With oil equivalent reaching 135 million barrels, Goldeneye has more than 500 billion cubic feet of gas reserves and 17 million barrels of gas condensate. The reservoir is located in the Lower Cretaceous Captain Sandstone.

The field is operated by Shell, which holds 49% interest; ExxonMobil holds 39%; Talisman holds 7.5%; and Centrica holds the remaining 4.5% interest.
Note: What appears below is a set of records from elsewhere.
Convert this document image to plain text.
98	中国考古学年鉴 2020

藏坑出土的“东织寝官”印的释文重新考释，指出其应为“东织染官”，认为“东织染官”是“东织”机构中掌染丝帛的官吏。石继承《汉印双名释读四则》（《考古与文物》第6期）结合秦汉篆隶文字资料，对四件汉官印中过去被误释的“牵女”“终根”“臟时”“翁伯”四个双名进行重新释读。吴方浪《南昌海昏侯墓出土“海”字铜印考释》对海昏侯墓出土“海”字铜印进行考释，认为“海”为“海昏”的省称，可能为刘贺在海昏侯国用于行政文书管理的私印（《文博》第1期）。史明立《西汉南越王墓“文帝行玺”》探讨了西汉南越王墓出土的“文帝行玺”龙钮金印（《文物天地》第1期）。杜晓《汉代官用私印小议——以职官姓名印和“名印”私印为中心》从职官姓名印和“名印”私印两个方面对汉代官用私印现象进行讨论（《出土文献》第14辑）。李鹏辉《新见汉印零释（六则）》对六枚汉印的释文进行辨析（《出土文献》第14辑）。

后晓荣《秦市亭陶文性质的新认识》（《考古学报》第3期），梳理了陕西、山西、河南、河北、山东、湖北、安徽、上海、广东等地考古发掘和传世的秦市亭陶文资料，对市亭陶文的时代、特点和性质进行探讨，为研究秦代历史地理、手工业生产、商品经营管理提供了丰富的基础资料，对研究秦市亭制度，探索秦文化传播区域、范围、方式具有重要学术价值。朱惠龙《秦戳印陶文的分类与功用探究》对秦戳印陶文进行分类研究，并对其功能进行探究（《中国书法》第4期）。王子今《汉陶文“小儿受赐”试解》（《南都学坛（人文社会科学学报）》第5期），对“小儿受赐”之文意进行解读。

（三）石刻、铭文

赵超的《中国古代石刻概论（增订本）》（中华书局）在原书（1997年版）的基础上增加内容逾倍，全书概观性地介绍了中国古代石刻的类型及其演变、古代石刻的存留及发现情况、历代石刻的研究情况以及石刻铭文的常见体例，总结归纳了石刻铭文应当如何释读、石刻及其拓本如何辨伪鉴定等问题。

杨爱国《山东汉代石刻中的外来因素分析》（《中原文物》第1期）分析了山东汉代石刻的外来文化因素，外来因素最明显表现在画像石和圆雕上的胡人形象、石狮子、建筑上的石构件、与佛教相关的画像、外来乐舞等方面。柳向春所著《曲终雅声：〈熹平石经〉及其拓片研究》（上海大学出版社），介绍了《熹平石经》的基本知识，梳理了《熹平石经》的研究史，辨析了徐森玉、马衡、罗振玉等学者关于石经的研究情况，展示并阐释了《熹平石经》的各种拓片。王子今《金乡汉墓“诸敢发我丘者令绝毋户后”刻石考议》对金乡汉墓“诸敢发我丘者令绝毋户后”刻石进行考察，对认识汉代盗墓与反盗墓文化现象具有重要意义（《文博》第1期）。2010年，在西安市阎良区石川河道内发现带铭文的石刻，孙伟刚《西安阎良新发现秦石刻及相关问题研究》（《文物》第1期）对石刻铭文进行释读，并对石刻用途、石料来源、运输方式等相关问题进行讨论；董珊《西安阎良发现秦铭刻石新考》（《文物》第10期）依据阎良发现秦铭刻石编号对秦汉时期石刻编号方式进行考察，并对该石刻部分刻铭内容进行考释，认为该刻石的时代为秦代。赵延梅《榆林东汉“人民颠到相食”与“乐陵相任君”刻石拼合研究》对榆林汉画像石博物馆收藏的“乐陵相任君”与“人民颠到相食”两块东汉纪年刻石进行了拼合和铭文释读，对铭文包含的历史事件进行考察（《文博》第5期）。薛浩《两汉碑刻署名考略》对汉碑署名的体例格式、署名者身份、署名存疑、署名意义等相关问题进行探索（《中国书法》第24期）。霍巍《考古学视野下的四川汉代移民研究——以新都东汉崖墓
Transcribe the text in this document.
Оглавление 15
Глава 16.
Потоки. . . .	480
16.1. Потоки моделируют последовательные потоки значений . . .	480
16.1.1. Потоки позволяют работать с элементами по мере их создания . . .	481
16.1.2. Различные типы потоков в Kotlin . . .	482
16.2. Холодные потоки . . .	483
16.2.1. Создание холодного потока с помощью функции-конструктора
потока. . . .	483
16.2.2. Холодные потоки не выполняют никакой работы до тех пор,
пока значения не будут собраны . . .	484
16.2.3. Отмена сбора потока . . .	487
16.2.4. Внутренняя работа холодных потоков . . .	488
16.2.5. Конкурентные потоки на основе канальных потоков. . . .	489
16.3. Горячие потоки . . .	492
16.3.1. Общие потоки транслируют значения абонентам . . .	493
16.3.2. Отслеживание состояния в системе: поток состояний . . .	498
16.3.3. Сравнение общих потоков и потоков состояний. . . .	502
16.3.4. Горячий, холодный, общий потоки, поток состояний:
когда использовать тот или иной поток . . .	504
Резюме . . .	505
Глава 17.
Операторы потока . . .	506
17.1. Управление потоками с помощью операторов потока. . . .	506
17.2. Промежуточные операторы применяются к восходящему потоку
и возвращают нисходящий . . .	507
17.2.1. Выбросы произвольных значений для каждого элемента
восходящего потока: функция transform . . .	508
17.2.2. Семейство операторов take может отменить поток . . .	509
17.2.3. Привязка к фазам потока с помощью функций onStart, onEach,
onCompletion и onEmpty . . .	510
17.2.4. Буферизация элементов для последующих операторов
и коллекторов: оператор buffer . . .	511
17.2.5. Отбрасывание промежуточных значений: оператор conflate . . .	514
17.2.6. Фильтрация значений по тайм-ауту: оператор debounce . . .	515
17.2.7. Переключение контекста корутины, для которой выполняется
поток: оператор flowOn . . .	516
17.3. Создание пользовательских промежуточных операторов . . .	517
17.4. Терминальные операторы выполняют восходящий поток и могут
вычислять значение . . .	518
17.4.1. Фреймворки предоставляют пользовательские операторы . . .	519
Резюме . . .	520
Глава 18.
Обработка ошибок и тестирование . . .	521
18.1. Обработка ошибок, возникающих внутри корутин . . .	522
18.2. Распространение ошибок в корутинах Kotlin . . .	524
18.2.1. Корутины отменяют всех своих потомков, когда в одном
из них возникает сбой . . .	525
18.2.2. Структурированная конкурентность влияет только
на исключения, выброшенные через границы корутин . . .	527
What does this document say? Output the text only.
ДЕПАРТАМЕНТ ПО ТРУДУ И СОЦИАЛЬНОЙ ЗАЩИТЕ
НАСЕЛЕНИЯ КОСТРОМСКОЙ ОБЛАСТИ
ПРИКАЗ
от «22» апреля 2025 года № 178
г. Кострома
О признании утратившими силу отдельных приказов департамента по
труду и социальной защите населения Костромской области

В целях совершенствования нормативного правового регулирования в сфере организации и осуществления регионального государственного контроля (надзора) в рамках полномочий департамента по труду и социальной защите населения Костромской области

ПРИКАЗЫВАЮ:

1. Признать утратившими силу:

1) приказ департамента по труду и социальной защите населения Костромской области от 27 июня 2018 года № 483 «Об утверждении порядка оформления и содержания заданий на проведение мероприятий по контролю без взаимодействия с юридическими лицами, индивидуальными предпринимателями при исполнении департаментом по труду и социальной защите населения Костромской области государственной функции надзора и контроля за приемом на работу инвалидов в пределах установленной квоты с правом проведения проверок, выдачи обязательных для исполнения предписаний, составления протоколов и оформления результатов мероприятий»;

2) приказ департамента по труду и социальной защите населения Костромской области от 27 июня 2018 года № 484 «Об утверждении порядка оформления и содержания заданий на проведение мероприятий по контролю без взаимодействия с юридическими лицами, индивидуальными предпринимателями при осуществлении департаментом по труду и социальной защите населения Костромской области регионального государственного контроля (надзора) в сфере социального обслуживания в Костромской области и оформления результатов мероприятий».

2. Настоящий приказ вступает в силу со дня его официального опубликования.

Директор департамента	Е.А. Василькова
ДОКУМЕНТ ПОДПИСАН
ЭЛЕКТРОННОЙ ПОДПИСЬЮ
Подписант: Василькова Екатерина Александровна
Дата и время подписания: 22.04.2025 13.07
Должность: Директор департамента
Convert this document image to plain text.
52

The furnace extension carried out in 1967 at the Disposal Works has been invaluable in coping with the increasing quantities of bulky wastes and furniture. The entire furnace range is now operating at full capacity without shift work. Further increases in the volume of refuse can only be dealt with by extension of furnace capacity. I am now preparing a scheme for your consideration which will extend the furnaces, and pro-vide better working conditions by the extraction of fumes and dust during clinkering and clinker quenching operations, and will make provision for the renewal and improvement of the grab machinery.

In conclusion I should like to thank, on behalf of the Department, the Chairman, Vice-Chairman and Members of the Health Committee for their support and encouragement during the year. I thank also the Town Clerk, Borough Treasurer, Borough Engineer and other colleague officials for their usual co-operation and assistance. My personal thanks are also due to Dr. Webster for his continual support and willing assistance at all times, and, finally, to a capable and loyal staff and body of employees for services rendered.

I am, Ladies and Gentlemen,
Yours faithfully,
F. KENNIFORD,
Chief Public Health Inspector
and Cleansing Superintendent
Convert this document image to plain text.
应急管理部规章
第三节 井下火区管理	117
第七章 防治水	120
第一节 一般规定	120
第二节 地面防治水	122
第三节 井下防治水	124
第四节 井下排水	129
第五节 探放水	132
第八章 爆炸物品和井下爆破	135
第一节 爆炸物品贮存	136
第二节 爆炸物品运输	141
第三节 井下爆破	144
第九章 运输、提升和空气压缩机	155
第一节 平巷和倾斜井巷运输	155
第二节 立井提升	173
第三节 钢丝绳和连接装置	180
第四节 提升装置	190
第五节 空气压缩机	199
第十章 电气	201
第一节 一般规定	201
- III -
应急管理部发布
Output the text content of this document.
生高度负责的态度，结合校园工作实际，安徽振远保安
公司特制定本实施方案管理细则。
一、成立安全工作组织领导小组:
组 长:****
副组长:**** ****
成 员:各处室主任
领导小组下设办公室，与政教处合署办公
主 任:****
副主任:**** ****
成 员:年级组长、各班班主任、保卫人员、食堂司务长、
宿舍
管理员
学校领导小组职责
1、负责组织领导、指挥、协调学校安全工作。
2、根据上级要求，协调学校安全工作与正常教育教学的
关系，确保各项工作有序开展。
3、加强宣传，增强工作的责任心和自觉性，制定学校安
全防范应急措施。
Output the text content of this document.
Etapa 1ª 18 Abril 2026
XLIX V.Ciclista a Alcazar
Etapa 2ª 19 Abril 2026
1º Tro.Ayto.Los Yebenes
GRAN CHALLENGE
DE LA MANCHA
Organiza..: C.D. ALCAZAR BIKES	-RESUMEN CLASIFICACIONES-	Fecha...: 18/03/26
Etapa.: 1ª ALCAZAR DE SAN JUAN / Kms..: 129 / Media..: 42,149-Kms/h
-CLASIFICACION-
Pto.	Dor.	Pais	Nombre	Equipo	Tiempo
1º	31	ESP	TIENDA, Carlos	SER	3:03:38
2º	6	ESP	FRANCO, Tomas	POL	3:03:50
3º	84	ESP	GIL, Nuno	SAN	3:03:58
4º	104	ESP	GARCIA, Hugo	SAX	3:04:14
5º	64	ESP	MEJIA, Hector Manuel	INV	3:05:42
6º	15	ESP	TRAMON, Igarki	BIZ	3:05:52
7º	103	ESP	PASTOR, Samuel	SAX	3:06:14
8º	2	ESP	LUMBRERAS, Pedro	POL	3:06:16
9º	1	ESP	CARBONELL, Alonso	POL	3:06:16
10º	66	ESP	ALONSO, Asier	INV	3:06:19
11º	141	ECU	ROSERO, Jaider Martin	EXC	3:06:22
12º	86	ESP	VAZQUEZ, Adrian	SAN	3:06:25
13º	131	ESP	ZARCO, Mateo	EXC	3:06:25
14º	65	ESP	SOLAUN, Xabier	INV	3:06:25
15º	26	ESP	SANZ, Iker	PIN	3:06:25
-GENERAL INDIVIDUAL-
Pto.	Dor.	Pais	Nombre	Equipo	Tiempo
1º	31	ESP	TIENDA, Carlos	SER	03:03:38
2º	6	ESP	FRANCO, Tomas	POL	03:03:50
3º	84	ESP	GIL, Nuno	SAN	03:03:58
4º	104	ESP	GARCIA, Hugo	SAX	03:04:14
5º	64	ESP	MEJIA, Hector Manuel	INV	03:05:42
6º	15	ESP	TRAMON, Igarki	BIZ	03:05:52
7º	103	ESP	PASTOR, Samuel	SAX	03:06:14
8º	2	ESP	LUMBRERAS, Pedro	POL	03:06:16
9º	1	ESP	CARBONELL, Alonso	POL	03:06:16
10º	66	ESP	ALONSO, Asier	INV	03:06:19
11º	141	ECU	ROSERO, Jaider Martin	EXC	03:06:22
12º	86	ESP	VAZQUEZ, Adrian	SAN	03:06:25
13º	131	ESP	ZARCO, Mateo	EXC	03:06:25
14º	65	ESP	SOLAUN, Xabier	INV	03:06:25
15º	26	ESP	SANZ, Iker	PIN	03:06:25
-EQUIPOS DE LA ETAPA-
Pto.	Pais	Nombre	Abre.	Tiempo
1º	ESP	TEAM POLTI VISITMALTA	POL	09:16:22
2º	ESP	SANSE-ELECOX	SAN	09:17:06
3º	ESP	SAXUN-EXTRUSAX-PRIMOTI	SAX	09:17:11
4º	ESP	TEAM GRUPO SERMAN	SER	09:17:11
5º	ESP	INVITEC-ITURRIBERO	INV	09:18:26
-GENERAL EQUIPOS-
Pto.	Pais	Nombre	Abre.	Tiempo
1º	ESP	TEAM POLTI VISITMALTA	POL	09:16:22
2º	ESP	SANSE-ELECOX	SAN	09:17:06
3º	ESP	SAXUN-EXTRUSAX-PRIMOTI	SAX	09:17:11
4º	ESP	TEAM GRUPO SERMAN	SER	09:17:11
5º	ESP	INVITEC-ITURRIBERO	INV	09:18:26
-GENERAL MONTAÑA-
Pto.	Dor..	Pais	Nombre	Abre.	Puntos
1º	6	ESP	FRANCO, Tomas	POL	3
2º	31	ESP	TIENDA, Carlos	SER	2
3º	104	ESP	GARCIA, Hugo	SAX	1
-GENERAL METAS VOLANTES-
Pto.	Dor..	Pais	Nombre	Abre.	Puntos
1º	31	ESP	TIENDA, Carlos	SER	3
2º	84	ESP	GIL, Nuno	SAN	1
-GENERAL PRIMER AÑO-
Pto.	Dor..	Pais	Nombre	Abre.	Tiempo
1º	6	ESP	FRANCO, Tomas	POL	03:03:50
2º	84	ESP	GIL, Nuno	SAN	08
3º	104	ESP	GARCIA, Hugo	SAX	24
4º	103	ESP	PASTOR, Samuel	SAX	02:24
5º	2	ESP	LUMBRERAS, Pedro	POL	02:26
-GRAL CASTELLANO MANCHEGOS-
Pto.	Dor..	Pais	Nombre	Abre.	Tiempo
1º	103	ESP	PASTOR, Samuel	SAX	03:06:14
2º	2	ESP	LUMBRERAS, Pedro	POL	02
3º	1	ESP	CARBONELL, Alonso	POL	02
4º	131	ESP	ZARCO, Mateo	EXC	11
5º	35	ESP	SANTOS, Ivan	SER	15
Goldeneye was discovered in 1996, but was considered uneconomic due to its long distance from an existing infrastructure. Then in 2002, Shell decided to develop the field using an unmanned platform and extensive subsea pipeline system.

Field Development

Field development was approved by the UK authorities on January 18, 2002. The production consent lasts until the close of 2014.

In 2003, five production wells were drilled in 394 feet (120 meters) of water as an alternative to subsea completions. At the time, this was the deepest water depth in which a jackup rig was used for production drilling in the UK.

The project also entailed constructing an unattended wellhead offshore platform on UKCS Block 14/29b in 1,312 feet (400 meters) of water. The unit does not have any processing facilities aboard because all processing will take place onshore.

The jacket for the platform has a width of 115 feet (35 square meters), with a height of 459 feet (140 meters), and weighs 3,000 tons (2,722 tonnes). Aker Verdal AS, an affiliate of Kvarener Group, completed the engineering, procurement and construction of the jacket and piles at the Verdal yard in Norway. The jacket was delivered to its field location on June 2003.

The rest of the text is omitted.